Das ist so schon richtig, und bei einer hohen Anzahl Ports lohnt es durchaus, sich nach einer Alternative umzusehen.

Die meisten Anwendungen kommen allerdings mit einem 8er oder 16er Switch ohne Probleme durch (zumindest für den RT-Teil), und hier muss man sich doch Fragen, ob sich der zusätzliche Aufwand, den man treiben muss, um einen "normalen" Switch in einen Schaltschrank zu bekommen (Montageblech basteln, 230V-Steckdose, fummeliges billiges Steckernetzteil), wirklich lohnt.

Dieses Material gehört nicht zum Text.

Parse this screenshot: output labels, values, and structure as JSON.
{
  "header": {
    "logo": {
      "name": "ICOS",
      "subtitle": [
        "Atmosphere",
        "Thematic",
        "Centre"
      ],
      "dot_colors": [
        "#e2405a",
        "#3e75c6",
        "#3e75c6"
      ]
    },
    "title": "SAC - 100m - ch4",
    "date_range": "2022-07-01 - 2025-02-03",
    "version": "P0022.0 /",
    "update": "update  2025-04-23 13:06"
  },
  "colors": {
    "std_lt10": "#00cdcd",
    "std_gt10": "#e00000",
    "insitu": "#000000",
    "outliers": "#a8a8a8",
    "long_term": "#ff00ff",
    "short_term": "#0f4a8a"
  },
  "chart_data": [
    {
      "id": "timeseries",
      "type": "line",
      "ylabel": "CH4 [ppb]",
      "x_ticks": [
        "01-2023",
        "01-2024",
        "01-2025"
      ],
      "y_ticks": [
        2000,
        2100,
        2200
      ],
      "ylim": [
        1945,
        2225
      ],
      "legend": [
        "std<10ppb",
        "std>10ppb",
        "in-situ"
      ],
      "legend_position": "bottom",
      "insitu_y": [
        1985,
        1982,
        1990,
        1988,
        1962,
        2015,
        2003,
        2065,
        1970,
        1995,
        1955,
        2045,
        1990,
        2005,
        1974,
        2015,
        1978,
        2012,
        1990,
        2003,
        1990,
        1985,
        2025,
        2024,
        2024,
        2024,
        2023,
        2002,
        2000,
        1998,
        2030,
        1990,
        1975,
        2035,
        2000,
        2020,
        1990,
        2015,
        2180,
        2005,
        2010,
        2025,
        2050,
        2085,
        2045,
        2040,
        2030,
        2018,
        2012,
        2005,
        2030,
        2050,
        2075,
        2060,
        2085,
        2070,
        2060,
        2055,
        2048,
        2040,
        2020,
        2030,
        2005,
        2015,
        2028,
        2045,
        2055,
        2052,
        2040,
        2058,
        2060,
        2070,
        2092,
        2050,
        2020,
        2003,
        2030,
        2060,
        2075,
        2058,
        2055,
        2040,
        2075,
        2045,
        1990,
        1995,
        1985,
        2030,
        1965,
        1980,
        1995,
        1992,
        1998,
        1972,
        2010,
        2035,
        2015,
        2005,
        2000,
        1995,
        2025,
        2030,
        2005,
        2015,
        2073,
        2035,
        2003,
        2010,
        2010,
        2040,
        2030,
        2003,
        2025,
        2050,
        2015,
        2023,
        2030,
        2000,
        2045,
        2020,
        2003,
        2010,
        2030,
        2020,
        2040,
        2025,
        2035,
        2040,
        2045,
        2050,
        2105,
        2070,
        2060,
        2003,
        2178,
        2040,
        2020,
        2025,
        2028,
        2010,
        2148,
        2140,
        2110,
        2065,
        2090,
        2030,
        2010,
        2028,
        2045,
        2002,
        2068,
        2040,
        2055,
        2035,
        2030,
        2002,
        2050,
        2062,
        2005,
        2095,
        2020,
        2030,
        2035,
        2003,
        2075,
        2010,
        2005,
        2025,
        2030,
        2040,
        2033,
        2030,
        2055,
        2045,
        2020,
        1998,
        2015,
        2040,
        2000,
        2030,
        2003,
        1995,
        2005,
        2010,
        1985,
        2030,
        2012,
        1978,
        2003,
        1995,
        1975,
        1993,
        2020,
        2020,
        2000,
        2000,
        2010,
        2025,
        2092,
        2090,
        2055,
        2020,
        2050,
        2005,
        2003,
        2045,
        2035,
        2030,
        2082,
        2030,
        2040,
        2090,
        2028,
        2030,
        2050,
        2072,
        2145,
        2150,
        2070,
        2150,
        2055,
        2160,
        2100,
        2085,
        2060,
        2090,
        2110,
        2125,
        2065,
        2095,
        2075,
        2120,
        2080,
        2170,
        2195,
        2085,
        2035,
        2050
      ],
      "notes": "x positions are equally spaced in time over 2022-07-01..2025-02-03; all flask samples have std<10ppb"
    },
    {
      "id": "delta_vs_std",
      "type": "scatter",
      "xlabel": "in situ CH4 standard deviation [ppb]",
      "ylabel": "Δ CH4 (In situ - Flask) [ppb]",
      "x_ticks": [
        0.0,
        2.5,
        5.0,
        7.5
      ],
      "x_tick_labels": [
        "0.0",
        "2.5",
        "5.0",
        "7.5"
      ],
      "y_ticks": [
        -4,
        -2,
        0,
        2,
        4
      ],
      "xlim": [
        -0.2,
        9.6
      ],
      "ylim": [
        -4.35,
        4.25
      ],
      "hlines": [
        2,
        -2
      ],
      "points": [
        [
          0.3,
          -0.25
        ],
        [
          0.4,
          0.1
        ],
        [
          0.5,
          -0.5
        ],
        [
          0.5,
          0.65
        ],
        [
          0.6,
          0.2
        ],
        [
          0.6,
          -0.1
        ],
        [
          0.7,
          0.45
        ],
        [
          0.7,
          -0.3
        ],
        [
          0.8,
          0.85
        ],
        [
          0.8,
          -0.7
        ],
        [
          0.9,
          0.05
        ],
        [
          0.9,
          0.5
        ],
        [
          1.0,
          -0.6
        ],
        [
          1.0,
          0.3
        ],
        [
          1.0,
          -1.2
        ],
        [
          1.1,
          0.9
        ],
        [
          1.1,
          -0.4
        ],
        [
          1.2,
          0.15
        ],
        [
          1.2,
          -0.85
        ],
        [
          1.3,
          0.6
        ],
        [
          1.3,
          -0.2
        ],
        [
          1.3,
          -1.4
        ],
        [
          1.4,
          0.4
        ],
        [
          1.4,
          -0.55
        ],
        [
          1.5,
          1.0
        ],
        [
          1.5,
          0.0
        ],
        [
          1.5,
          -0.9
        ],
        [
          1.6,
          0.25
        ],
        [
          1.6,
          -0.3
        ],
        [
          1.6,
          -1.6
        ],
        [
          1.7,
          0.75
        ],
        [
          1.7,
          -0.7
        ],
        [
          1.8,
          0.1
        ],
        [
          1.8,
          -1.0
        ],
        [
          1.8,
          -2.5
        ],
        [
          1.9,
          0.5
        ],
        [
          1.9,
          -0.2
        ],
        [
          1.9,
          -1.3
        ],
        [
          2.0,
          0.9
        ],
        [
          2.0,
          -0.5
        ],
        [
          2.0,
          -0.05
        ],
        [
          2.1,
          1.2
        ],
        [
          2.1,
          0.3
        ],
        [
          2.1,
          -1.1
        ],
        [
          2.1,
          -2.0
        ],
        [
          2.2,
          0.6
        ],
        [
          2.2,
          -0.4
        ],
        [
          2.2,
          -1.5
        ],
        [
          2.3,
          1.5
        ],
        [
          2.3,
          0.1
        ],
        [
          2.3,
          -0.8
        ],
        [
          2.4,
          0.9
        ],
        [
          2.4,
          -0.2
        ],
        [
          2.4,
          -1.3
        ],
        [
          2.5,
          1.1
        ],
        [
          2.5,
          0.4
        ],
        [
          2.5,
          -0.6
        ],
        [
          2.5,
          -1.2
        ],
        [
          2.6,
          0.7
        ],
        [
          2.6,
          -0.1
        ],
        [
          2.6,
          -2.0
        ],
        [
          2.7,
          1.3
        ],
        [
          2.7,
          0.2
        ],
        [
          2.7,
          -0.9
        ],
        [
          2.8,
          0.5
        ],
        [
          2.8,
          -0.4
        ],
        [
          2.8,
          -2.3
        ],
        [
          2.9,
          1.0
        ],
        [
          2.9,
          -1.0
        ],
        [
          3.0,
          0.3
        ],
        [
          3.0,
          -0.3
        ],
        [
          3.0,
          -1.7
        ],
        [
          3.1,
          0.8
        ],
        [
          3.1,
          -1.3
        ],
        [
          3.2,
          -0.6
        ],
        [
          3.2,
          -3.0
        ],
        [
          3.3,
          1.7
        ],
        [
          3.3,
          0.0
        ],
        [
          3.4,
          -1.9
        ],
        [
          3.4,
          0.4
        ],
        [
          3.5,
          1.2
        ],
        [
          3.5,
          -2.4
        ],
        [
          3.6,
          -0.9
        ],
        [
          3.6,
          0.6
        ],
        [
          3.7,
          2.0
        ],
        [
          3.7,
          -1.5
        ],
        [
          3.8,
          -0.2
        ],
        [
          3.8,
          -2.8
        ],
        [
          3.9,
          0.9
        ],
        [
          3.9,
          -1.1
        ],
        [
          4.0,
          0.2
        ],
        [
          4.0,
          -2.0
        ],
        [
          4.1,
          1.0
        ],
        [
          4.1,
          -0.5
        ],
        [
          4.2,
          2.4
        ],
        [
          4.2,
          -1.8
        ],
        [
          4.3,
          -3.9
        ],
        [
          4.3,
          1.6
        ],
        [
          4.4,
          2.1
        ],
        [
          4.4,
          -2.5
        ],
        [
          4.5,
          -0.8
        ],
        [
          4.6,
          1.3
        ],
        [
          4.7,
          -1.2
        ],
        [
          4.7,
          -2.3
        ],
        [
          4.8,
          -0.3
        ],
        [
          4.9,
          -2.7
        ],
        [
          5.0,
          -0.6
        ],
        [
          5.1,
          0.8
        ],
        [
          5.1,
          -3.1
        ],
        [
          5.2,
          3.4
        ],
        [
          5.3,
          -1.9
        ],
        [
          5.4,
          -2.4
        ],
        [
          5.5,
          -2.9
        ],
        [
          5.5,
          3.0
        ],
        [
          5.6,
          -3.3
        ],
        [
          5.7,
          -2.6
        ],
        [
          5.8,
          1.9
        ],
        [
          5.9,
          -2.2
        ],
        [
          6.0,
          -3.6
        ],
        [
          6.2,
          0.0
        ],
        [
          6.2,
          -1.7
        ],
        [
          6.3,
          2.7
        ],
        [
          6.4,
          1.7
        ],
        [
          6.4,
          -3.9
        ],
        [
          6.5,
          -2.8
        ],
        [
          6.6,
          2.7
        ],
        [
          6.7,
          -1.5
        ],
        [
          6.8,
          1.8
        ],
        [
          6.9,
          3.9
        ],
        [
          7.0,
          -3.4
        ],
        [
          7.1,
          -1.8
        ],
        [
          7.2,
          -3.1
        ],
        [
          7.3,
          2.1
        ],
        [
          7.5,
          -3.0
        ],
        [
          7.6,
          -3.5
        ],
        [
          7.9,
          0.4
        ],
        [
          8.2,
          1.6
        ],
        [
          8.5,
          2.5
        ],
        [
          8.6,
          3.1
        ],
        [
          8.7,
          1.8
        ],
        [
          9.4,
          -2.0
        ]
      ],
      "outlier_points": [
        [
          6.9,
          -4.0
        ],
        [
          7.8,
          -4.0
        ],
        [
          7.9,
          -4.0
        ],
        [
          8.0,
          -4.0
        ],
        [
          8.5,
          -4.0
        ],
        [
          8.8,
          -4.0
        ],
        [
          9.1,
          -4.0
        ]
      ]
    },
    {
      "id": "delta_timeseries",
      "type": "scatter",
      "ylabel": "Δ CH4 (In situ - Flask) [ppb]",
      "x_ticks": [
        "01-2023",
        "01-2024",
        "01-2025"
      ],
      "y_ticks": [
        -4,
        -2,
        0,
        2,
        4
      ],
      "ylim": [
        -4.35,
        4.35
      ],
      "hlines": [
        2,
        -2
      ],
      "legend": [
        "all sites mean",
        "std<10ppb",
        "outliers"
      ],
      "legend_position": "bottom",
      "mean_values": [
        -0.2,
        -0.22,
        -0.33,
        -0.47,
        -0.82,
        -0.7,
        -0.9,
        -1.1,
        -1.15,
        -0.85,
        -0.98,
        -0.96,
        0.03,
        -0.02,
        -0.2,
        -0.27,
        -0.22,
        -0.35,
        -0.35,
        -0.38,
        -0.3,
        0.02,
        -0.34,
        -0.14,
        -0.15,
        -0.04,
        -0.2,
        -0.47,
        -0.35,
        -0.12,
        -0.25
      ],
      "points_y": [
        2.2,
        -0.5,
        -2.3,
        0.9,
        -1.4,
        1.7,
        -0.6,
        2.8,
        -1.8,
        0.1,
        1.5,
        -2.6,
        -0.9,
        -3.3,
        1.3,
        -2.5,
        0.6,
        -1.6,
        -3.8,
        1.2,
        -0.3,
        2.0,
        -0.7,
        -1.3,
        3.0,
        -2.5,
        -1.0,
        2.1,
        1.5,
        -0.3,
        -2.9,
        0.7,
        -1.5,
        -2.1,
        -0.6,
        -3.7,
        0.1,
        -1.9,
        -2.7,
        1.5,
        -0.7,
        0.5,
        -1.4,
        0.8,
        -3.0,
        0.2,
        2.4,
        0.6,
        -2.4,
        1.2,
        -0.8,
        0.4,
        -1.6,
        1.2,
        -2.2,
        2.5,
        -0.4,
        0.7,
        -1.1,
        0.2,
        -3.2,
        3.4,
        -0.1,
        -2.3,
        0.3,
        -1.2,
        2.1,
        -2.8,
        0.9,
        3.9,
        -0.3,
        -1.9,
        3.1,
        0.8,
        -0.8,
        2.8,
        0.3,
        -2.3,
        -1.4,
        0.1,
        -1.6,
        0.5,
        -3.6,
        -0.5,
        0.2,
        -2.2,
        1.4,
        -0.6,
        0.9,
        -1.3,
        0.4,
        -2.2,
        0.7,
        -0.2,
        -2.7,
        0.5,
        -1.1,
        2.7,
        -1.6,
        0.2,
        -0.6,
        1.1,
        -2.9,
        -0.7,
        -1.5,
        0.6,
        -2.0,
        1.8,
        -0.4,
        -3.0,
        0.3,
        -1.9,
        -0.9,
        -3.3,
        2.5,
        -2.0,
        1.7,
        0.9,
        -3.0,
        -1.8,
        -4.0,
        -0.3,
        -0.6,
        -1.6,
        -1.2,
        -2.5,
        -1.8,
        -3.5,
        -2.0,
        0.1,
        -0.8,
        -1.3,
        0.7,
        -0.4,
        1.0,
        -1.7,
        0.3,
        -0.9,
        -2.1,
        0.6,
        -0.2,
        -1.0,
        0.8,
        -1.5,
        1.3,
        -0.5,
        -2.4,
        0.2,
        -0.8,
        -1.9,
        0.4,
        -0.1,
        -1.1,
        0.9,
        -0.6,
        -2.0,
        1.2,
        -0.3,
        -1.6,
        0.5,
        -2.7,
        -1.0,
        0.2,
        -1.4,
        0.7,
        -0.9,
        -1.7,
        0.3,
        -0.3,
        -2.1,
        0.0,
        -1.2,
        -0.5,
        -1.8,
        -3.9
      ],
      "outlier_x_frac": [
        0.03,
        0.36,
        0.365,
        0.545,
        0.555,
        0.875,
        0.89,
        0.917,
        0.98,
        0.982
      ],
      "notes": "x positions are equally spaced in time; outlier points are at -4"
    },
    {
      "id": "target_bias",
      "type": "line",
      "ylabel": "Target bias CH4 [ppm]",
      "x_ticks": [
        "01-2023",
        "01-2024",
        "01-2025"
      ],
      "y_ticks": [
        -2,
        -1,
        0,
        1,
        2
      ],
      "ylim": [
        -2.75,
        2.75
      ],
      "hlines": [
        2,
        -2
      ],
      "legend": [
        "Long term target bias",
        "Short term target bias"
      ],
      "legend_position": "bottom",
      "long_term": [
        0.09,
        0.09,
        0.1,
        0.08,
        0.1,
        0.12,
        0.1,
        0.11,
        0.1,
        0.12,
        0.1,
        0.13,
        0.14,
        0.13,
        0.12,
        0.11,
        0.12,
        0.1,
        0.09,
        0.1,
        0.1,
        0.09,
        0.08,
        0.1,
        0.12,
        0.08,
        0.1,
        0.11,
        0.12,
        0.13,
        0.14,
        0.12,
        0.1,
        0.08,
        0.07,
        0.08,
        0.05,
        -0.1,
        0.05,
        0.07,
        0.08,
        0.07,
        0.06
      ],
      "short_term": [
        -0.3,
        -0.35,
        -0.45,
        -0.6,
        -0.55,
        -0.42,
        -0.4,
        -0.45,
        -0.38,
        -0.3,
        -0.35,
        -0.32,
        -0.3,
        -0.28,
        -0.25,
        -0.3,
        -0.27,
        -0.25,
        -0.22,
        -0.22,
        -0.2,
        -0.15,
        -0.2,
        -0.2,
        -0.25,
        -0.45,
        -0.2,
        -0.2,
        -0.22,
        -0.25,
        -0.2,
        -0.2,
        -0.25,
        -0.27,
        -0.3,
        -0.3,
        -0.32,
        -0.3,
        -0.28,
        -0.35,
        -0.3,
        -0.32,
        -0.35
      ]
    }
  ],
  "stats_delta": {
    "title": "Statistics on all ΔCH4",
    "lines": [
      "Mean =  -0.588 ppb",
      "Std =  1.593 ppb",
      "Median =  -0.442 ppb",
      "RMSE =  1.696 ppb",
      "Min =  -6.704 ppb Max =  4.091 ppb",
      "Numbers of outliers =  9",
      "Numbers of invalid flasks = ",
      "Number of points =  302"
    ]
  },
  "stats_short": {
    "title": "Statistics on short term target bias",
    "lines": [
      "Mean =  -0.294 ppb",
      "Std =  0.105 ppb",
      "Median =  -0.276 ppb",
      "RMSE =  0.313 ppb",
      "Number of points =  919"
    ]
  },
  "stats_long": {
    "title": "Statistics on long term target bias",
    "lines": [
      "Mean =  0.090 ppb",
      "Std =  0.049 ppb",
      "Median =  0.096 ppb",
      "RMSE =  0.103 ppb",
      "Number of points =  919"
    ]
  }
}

Für den Nicht-RT Teil (also Visu, PG usw.) genügen 0815-Switches (idealerweise auch in Hutschienenausführung).

mfg Maxl


----------



## Rainer Hönle (30 Mai 2008)

centipede schrieb:


> Ich gehe davon aus, hier ist IRT gemeint, dann ist diese Aussage aber so nicht korrekt. Die IRT-Switche kümmern sich darum, dass die Timings genau eingehalten werden.
> 
> Gruß,
> Centi


Siehe Erläuterungen in meinem Beitrag von 11:59


----------



## ChristophD (30 Mai 2008)

Hi,

@maxl
Genz einfach eine Anwendung? Motion Control z.b. eine SIMOTION Steuerung und eine SINAMICS S120 Antriebsverband
oder 2 SIMOTION Steuerungen miteinander im verteilten Gleichlauf.

@sailor
Profinet RT unterscheidet wie schon erwähnt nicht physikalisch von TCP/IP.
Bei Profinet RT wird lediglich eine spezielle Kennung im Header verwendet um den schnellen Transport zu gewährleisten, das kann jeder Switch mit der Funktion Qos unterstützen.
Profinet IRT baut auf die HW des ERTEC Chips auf (ERTEC200/ERTEC400) und erfordert auch spezielle Netzzkomponenten welche diese speziellen Telegramme unterstützen, momentan sind mir nur die aus der SCALANCE Reihe bekannt und von mir auch verwendet

Gruß
Christoph


----------